Les systèmes d’information ne sont pas toujours unifiés entre toutes les structures et les logiciels ne sont pas encore tous en phase avec cette nouvelle approche du client. Ces difficultés viennent renforcer les freins au changement de la part du personnel.

Les applications de GRC, ne sont pas des outils miracles pour comprendre le client et répondre à ses besoins ; elles nécessitent une implication de l’ensemble de l’entreprise bancaire et une réorganisation des fonctions vers le client. Sans cette réorganisation, la GRC ne devient qu’un coût et reste sans intérêt pour la productivité bancaire.

Conclusion.

La mise en place de la GRC vise à augmenter la rentabilité des clients par des ventes additives, une réduction du coût de gestion des clients et une fidélité accrue. La personnalisation de la relation mise en œuvre ne peut être généralisée à l’ensemble des clients. Comme nous l’avons montré, la multiplication des canaux de contact doit permettre de choisir le meilleur canal pour chacun des clients en fonction de son potentiel.

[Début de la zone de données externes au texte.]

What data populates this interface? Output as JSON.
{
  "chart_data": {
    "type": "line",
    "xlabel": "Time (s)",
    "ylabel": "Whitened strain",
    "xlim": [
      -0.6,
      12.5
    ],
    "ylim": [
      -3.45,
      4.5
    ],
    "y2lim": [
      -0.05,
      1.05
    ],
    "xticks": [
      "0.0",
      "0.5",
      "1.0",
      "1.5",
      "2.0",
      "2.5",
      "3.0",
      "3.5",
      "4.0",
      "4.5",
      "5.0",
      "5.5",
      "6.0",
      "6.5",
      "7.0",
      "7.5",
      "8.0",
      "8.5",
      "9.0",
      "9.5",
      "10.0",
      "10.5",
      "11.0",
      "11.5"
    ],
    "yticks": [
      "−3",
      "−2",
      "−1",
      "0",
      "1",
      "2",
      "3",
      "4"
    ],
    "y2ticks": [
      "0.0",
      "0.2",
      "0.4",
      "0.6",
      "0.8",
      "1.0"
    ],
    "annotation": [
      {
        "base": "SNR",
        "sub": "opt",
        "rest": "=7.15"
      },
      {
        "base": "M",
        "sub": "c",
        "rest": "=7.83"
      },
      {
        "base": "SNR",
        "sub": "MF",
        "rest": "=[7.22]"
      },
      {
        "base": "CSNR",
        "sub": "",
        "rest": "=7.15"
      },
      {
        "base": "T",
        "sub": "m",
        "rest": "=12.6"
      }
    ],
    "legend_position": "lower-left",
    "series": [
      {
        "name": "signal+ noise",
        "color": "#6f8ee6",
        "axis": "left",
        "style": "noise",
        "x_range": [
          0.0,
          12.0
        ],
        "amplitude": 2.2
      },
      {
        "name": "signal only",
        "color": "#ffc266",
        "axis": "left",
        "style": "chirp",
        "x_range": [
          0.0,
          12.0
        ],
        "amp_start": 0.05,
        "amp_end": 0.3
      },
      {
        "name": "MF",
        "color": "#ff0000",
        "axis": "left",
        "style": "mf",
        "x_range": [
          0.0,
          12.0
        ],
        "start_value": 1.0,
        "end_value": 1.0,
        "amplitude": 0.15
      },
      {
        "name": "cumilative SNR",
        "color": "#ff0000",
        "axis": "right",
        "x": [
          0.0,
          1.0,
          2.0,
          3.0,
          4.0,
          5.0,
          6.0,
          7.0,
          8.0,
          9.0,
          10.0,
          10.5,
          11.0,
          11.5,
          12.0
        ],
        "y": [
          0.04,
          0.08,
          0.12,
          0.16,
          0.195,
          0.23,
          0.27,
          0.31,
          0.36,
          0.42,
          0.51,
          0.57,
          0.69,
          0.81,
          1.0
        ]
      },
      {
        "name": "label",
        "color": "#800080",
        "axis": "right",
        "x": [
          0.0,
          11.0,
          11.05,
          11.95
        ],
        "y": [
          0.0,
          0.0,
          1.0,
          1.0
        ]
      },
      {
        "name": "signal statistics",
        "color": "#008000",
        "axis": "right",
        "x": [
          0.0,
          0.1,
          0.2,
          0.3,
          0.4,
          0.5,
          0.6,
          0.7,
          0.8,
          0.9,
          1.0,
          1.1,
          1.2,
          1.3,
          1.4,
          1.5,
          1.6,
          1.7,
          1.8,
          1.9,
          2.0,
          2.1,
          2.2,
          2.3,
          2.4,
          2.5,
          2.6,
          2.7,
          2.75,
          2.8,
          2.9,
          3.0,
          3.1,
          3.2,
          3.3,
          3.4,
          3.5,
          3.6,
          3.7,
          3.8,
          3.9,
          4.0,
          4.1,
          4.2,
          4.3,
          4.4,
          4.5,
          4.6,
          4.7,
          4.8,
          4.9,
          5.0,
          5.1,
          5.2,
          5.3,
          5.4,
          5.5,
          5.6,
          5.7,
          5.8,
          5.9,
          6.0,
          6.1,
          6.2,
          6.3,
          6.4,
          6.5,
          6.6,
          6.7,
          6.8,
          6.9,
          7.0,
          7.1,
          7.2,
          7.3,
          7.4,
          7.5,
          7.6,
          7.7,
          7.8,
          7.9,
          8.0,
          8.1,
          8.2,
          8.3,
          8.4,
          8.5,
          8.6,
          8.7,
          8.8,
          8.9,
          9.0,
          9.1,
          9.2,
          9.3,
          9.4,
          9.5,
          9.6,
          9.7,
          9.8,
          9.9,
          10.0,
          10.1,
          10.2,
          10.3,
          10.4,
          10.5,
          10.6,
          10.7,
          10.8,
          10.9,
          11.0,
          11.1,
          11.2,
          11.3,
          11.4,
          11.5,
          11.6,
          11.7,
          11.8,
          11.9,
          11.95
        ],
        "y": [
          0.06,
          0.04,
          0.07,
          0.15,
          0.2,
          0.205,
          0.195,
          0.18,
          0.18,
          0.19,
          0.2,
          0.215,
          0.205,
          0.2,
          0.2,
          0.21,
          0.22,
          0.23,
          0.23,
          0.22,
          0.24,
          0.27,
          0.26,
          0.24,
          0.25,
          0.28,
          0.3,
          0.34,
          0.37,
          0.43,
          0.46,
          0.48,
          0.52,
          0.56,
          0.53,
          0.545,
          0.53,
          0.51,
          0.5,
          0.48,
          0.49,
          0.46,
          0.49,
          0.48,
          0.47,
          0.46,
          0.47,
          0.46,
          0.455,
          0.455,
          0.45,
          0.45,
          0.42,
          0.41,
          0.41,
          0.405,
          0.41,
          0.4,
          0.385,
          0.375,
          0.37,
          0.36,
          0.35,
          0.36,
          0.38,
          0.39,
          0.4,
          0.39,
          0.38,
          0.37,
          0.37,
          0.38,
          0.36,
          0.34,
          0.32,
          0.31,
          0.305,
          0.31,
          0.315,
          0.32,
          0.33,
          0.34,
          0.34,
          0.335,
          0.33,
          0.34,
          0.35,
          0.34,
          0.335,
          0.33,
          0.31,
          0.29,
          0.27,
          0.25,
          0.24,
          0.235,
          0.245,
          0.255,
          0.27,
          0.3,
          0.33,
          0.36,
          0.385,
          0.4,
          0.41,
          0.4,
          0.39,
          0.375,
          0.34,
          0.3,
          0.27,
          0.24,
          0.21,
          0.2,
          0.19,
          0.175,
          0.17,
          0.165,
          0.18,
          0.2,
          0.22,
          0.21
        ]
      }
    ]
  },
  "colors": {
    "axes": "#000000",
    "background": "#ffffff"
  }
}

Tous n’ont pas vocation à être fidélisés. Il faut également distinguer deux types de fidélités (105) ; la fidélité attitudinale qui reflète une préférence ou un engagement vis-à-vis de la banque et une fidélité comportementale qui peut se mesurer par le nombre de produits détenus et la possession d’un interlocuteur bancaire unique. Une relation client réussie implique une véritable fidélité de la part du client incluant les deux facettes de la fidélité : la préférence pour la banque et un comportement exclusif envers cette banque. La vente de packages bancaires, de plus en plus courante dans la banque commerciale, donne seulement une impression de fidélité des clients, elle les met dans un état de dépendance qui surestime le succès des opérations commerciales. Penser que le client est devenu fidèle s’avère dangereux pour le long terme.

On peut, néanmoins, se demander si la mise en place d’un système de gestion de la relation client dans le secteur bancaire a réellement permis le développement de la relation entre les banques et leurs clients ; ceux-ci sont invités à utiliser les canaux impersonnels pour la majeure partie de leurs opérations bancaires courantes et la relation entre le client et le conseiller n’est favorisée que si elle donne lieu à court terme à la création d’une valeur ajoutée pour la banque, soit la vente d’un produit ou d’un service bancaire.

Le marketing relationnel se différencie du marketing transactionnel par la perspective à long terme qu’il privilégie ; la recherche de l’efficacité à court terme de tout contact client éloigne peut-être la banque du modèle relationnel initialement recherché. On peut se demander quelle sera la réaction des clients lorsqu’ils percevront que la gestion de la relation client s’assimile parfois plus à la de la gestion des transactions clients. Des comportements opportunistes pourraient alors se développer.

(105) – Des Garets V., Lamarque E., Plichon V., « La Relation entreprises – clients : de la fidélité à la dépendance », Revue française de gestion, vol. 29, n° 144, Juin 2003, p. 33.

Quoiqu’il en soit, opérations marketing, orientation client et stratégie bancaire sont liées ; elles nécessitent une réflexion globale sur les cibles à privilégier, les canaux à mettre en œuvre et les systèmes d’information nécessaires. C’est dans une “réflexion plus large” sur l’organisation de l’entreprise bancaire qu’on trouvera le succès de ces opérations.